Cuentan que el tirano de Siracusa Hieron II a mediados del siglo II a.C. no estaba convencido con una corona de oro que se había hecho fabricar. Creía que el orfebre le había timado y que no contenía todo el oro que éste aseguraba, así que hizo llamar al mejor matemático de la época, Arquímedes, para que le diera una solución. El genio se pasó días pensando cómo hallar la respuesta, ya que no podía fundir la corona para calcular la densidad, ni romperla para ver si estaba rellena de otro metal, hasta que un día, ensimismado al darse un baño, notó que el agua de su bañera ascendía al introducirse él: salió corriendo desnudo por las calles de la ciudad gritando: ¡Eureka, eureka! (¡Lo encontré!).
Había descubierto una manera de solucionar el embrollo: sumergiría la corona y dividiría el su peso entre el volumen de agua desplazado para calcular su densidad y saber si verdaderamente era de oro.
Así era este genio, tan perserverante y concienzudo que se cuenta que creó un sistema de espejos que focalizaban la luz del sol para churruscar los barcos que se aproximaran a la ciudad.
También es famoso el tornillo de Arquímedes, que permitía sacar agua hacia un lugar más elevado con una simple manivela (Da Vinci era un poco copiota eh?)
Algunos autores le atribuyen un tratado de clepsidras (relojes de agua) del que se conservan varios manuscritos que nos han llegado en versión árabe.

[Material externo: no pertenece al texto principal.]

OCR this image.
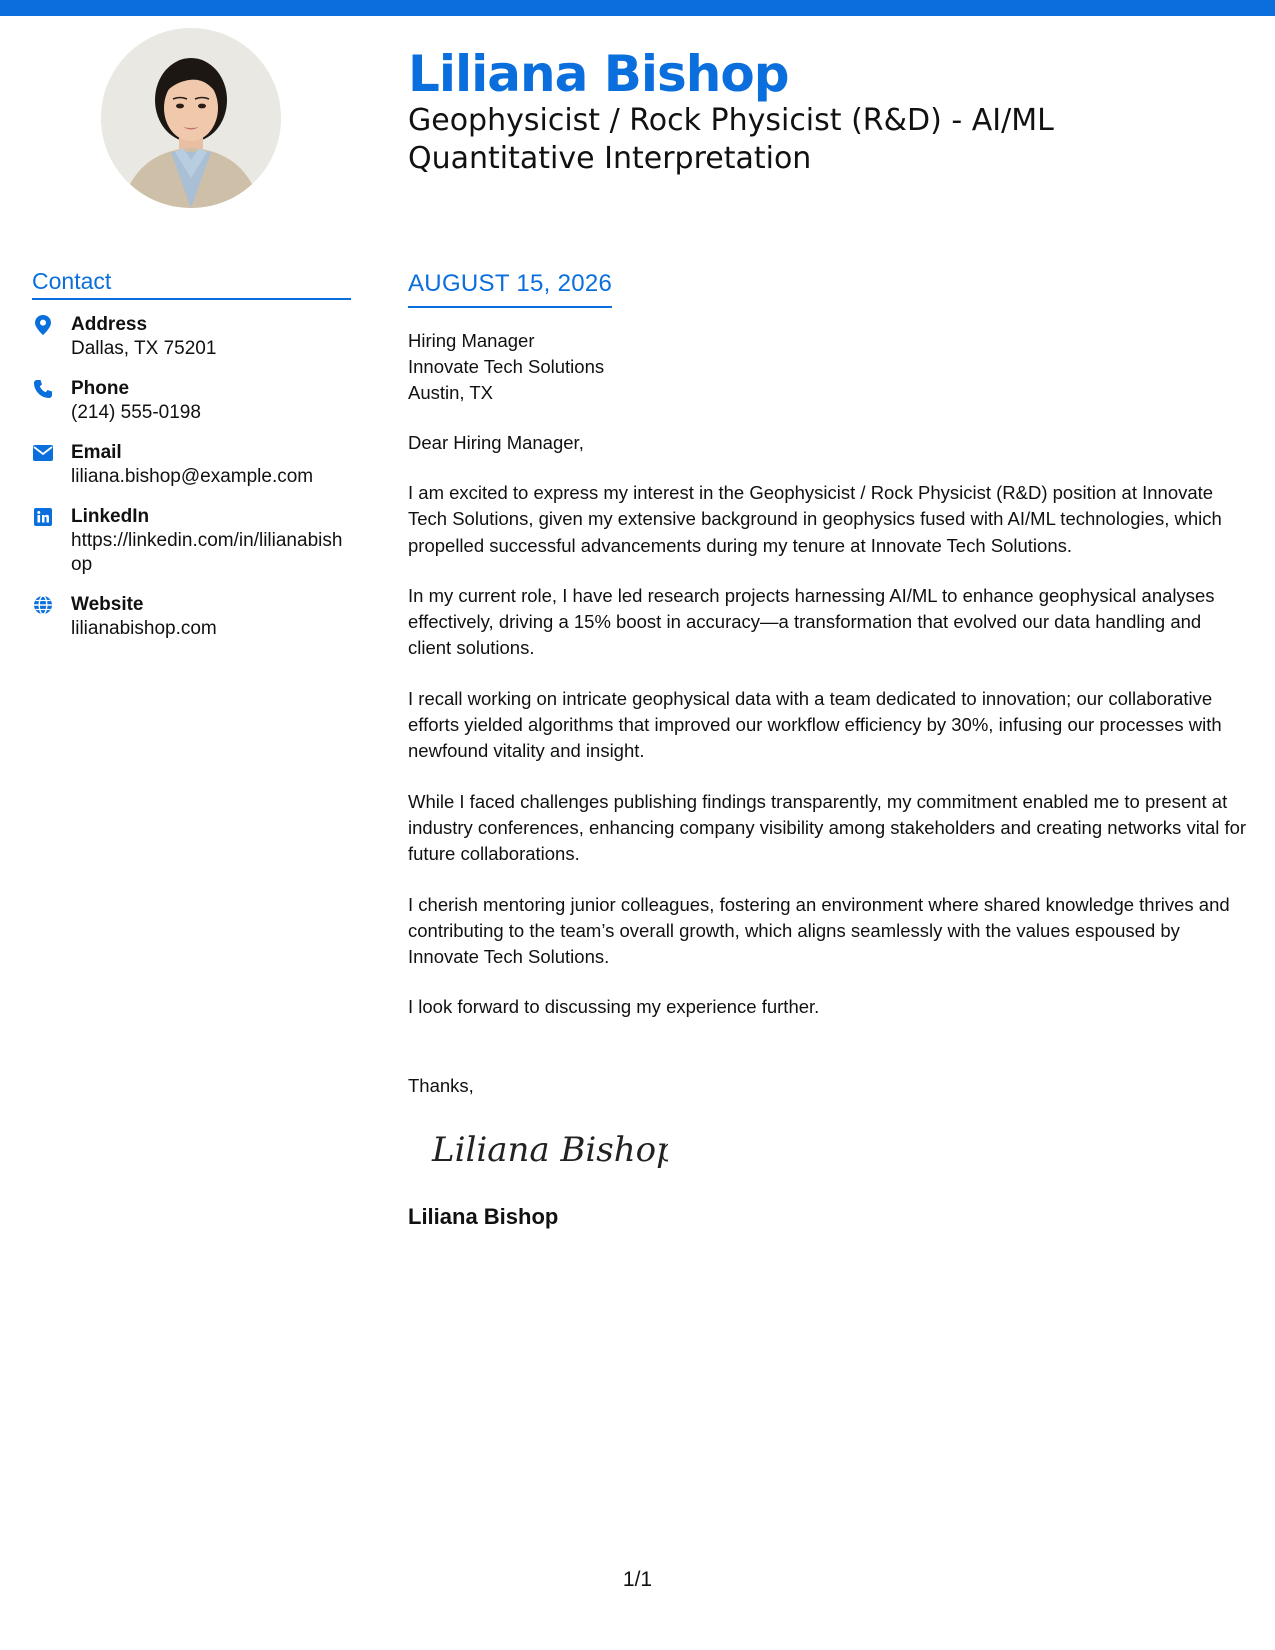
Liliana Bishop
Geophysicist / Rock Physicist (R&D) - AI/ML Quantitative Interpretation
Contact
Address
Dallas, TX 75201
Phone
(214) 555-0198
Email
liliana.bishop@example.com
LinkedIn
https://linkedin.com/in/lilianabishop
Website
lilianabishop.com
AUGUST 15, 2026
Hiring Manager
Innovate Tech Solutions
Austin, TX
Dear Hiring Manager,

I am excited to express my interest in the Geophysicist / Rock Physicist (R&D) position at Innovate Tech Solutions, given my extensive background in geophysics fused with AI/ML technologies, which propelled successful advancements during my tenure at Innovate Tech Solutions.

In my current role, I have led research projects harnessing AI/ML to enhance geophysical analyses effectively, driving a 15% boost in accuracy—a transformation that evolved our data handling and client solutions.

I recall working on intricate geophysical data with a team dedicated to innovation; our collaborative efforts yielded algorithms that improved our workflow efficiency by 30%, infusing our processes with newfound vitality and insight.

While I faced challenges publishing findings transparently, my commitment enabled me to present at industry conferences, enhancing company visibility among stakeholders and creating networks vital for future collaborations.

I cherish mentoring junior colleagues, fostering an environment where shared knowledge thrives and contributing to the team’s overall growth, which aligns seamlessly with the values espoused by Innovate Tech Solutions.

I look forward to discussing my experience further.

Thanks,
Liliana Bishop
Liliana Bishop
1/1
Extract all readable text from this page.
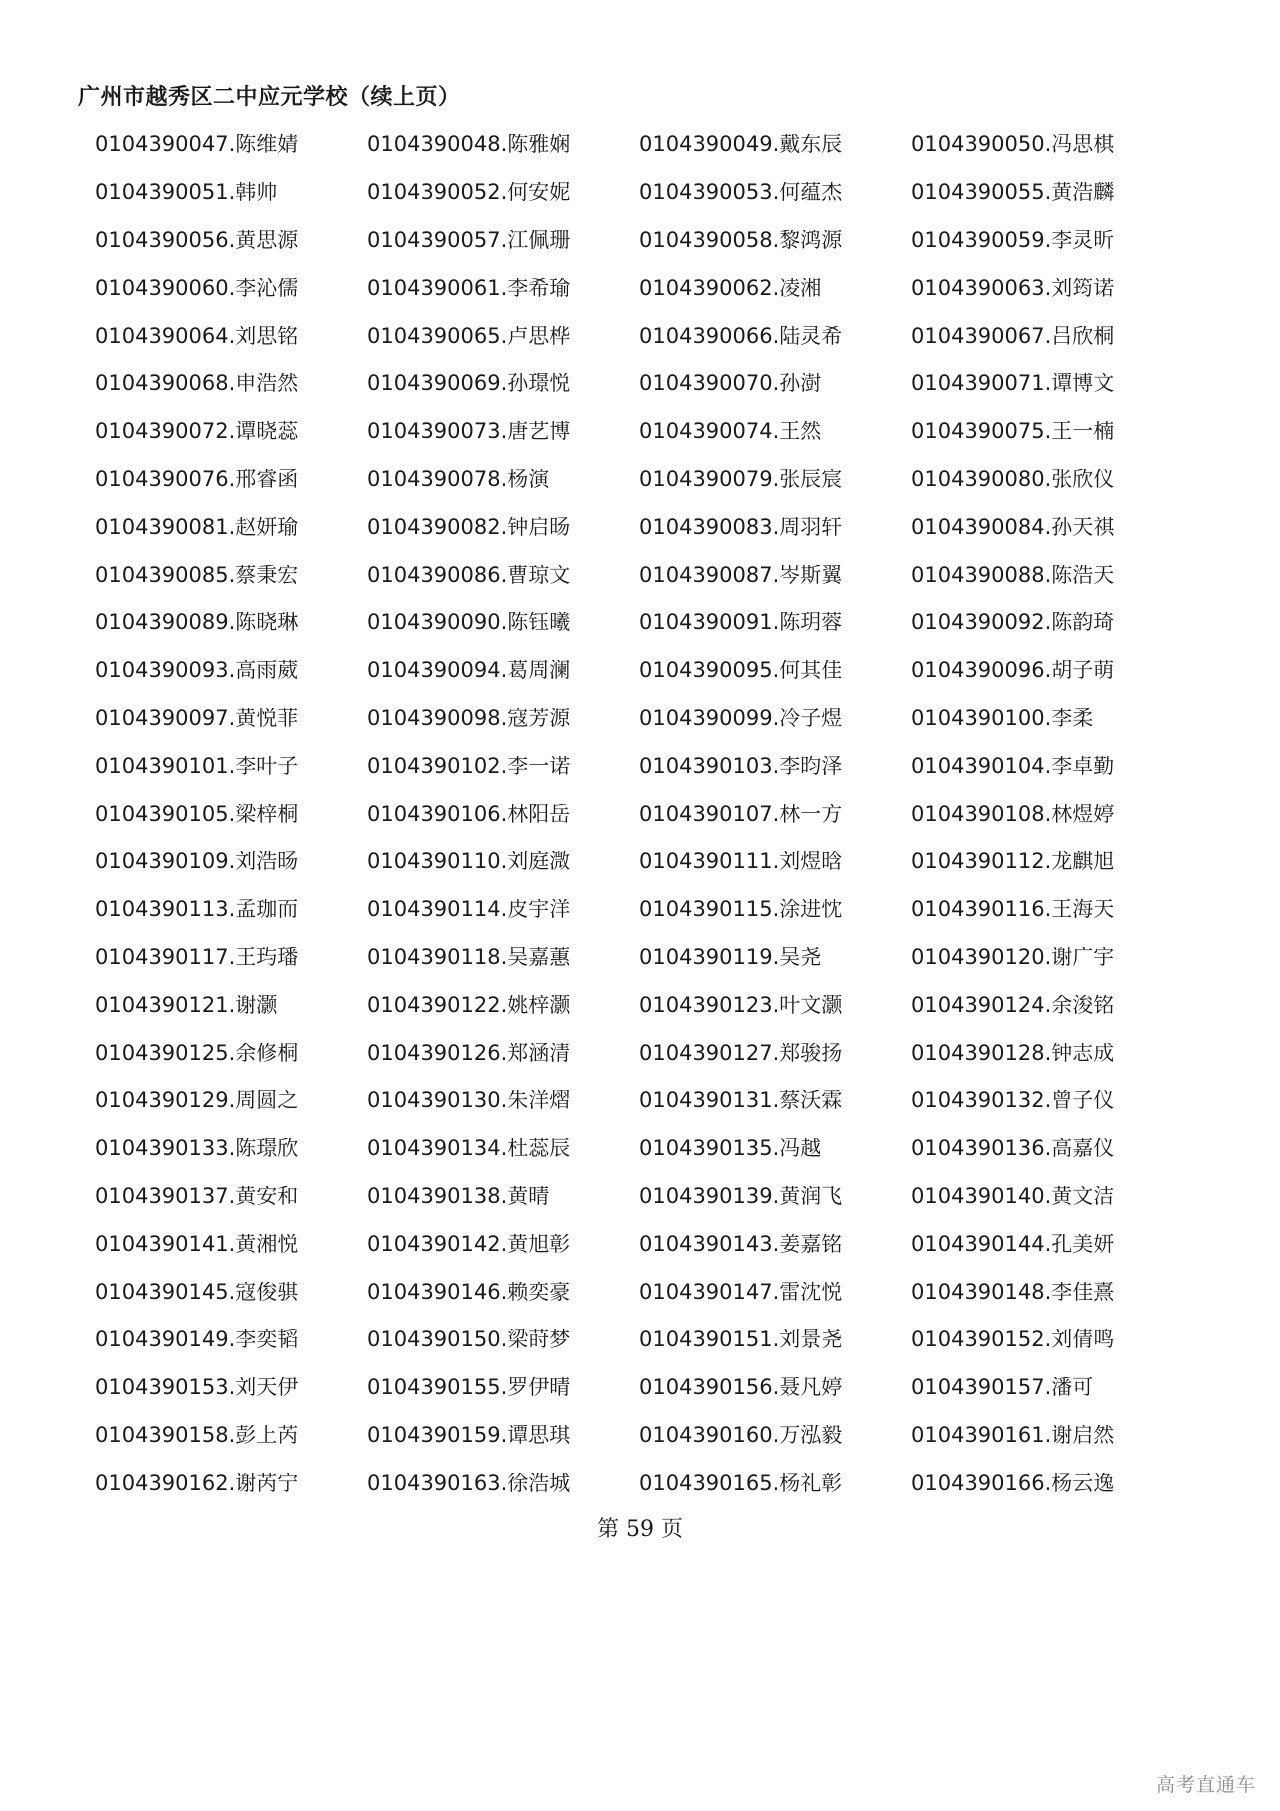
广州市越秀区二中应元学校（续上页）
0104390047.陈维婧	0104390048.陈雅娴	0104390049.戴东辰	0104390050.冯思棋
0104390051.韩帅	0104390052.何安妮	0104390053.何蕴杰	0104390055.黄浩麟
0104390056.黄思源	0104390057.江佩珊	0104390058.黎鸿源	0104390059.李灵昕
0104390060.李沁儒	0104390061.李希瑜	0104390062.凌湘	0104390063.刘筠诺
0104390064.刘思铭	0104390065.卢思桦	0104390066.陆灵希	0104390067.吕欣桐
0104390068.申浩然	0104390069.孙璟悦	0104390070.孙澍	0104390071.谭博文
0104390072.谭晓蕊	0104390073.唐艺博	0104390074.王然	0104390075.王一楠
0104390076.邢睿函	0104390078.杨演	0104390079.张辰宸	0104390080.张欣仪
0104390081.赵妍瑜	0104390082.钟启旸	0104390083.周羽轩	0104390084.孙天祺
0104390085.蔡秉宏	0104390086.曹琼文	0104390087.岑斯翼	0104390088.陈浩天
0104390089.陈晓琳	0104390090.陈钰曦	0104390091.陈玥蓉	0104390092.陈韵琦
0104390093.高雨葳	0104390094.葛周澜	0104390095.何其佳	0104390096.胡子萌
0104390097.黄悦菲	0104390098.寇芳源	0104390099.冷子煜	0104390100.李柔
0104390101.李叶子	0104390102.李一诺	0104390103.李昀泽	0104390104.李卓勤
0104390105.梁梓桐	0104390106.林阳岳	0104390107.林一方	0104390108.林煜婷
0104390109.刘浩旸	0104390110.刘庭溦	0104390111.刘煜晗	0104390112.龙麒旭
0104390113.孟珈而	0104390114.皮宇洋	0104390115.涂进忱	0104390116.王海天
0104390117.王玙璠	0104390118.吴嘉蕙	0104390119.吴尧	0104390120.谢广宇
0104390121.谢灏	0104390122.姚梓灏	0104390123.叶文灏	0104390124.余浚铭
0104390125.余修桐	0104390126.郑涵清	0104390127.郑骏扬	0104390128.钟志成
0104390129.周圆之	0104390130.朱洋熠	0104390131.蔡沃霖	0104390132.曾子仪
0104390133.陈璟欣	0104390134.杜蕊辰	0104390135.冯越	0104390136.高嘉仪
0104390137.黄安和	0104390138.黄晴	0104390139.黄润飞	0104390140.黄文洁
0104390141.黄湘悦	0104390142.黄旭彰	0104390143.姜嘉铭	0104390144.孔美妍
0104390145.寇俊骐	0104390146.赖奕豪	0104390147.雷沈悦	0104390148.李佳熹
0104390149.李奕韬	0104390150.梁莳梦	0104390151.刘景尧	0104390152.刘倩鸣
0104390153.刘天伊	0104390155.罗伊晴	0104390156.聂凡婷	0104390157.潘可
0104390158.彭上芮	0104390159.谭思琪	0104390160.万泓毅	0104390161.谢启然
0104390162.谢芮宁	0104390163.徐浩城	0104390165.杨礼彰	0104390166.杨云逸
第 59 页
高考直通车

Entre las clepsidras descritas, se incluyen algunos con automatismos variados: uno capaz de variar cada hora los ojos de un rostro humano, otro de accionar un verdugo que decapita a un grupo de prisioneros para marcar las horas y otro que mueve unas pequeñas serpientes entre dos árboles, hace silbar a unos pájaros y tocar a un flautista. Es una lástima que ninguna haya llegado al siglo XXI.